E há o cuidadozinho em não tornar nada incoerente, claro, visto que toda a história é tão fantasticamente complexa, e por causa dela, nenhum de nós consegue ser suficientemente esperto para descobrir que, por trás de uma camada aparentemente inteligente e profunda, se esconde todo um conteúdo superficial, banal e perfeitamente esquecível, apoiada numa capa de romantismo insípida e fracamente trabalhada. O filme acaba por ser inconsistente porque procura não ser inconsistente, esquecendo-se, contudo, que há coisas muito mais simples do que o espetáculo megalómano do CGI que são necessárias para tornar uma fita apetecível e sedutora para o público.

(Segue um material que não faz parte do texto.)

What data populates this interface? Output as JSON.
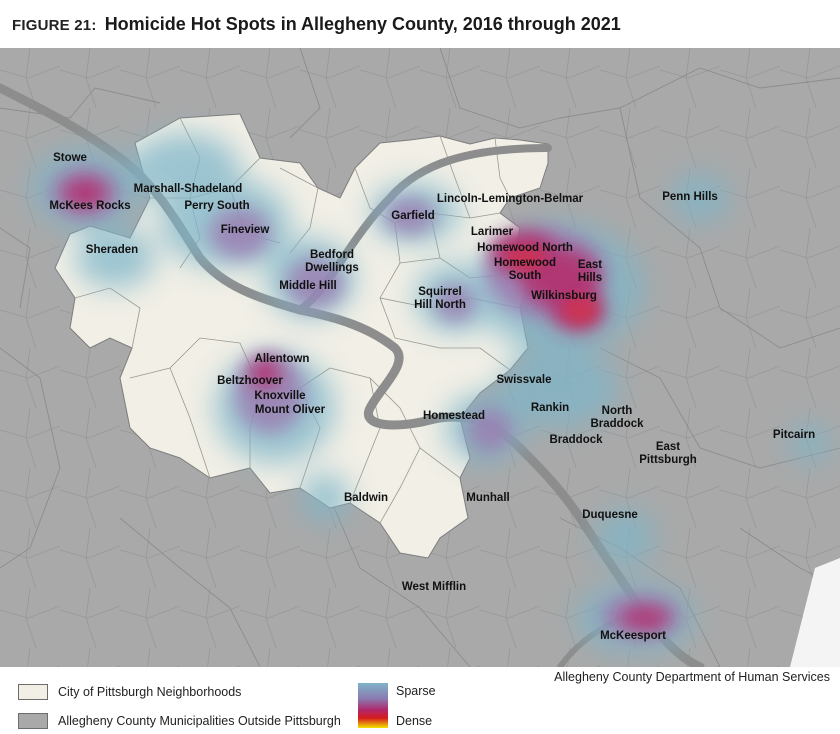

O problema primordial de Transcendence está, por isso, no seu lado formal demasiado semelhante com milhentas outras coisas que já vimos antes, quer no Cinema, quer na TV. Quem realiza é Wally Pfister, estreante na área, que foi nomeado três vezes para o Oscar de melhor fotografia, graças a colaborações com Christopher Nolan, tendo conquistado a estatueta em 2011, com o magnífico trabalho visual de A Origem. E é aí que encontramos outra das maiores falhas do filme: parece querer ser uma obra de Nolan, mas apenas copia as características que tornaram únicas essas películas, e que criaram o estilo que caracteriza esse cineasta (um dos produtores executivos de Transcendence). Falta um espírito próprio, algo que o possa destacar dos demais. Ah, e essa realização apenas tarefeira e copiada de tantas outras mentes brilhantes do Cinema não deixa, também, de atormentar a cinefilia de cada um de nós.

Mas ao pesar tudo na balança, e depois de se ter feito toda a síntese dos pontos fracos de Transcendence, há que realçar as coisas boas, que podem ser poucas, mas ajudam a elevar um pouquinho a mediocridade existente, até porque o filme não é desagradável, de todo: os atores sabem cumprir o que o argumento pede, e mesmo que pareçam desconfortáveis com a demasiada tecnologia que os envolve, têm interpretações mais destacáveis do que as palavras que têm de proferir. Há uma questão importante, que tende a ser esquecida, mas tem de ser valorizada: o filme, numa pequena parte da sua plot, especula como seria um mundo sem Internet, e consegue recriar um hipotético caos que não deixa de ser assustador.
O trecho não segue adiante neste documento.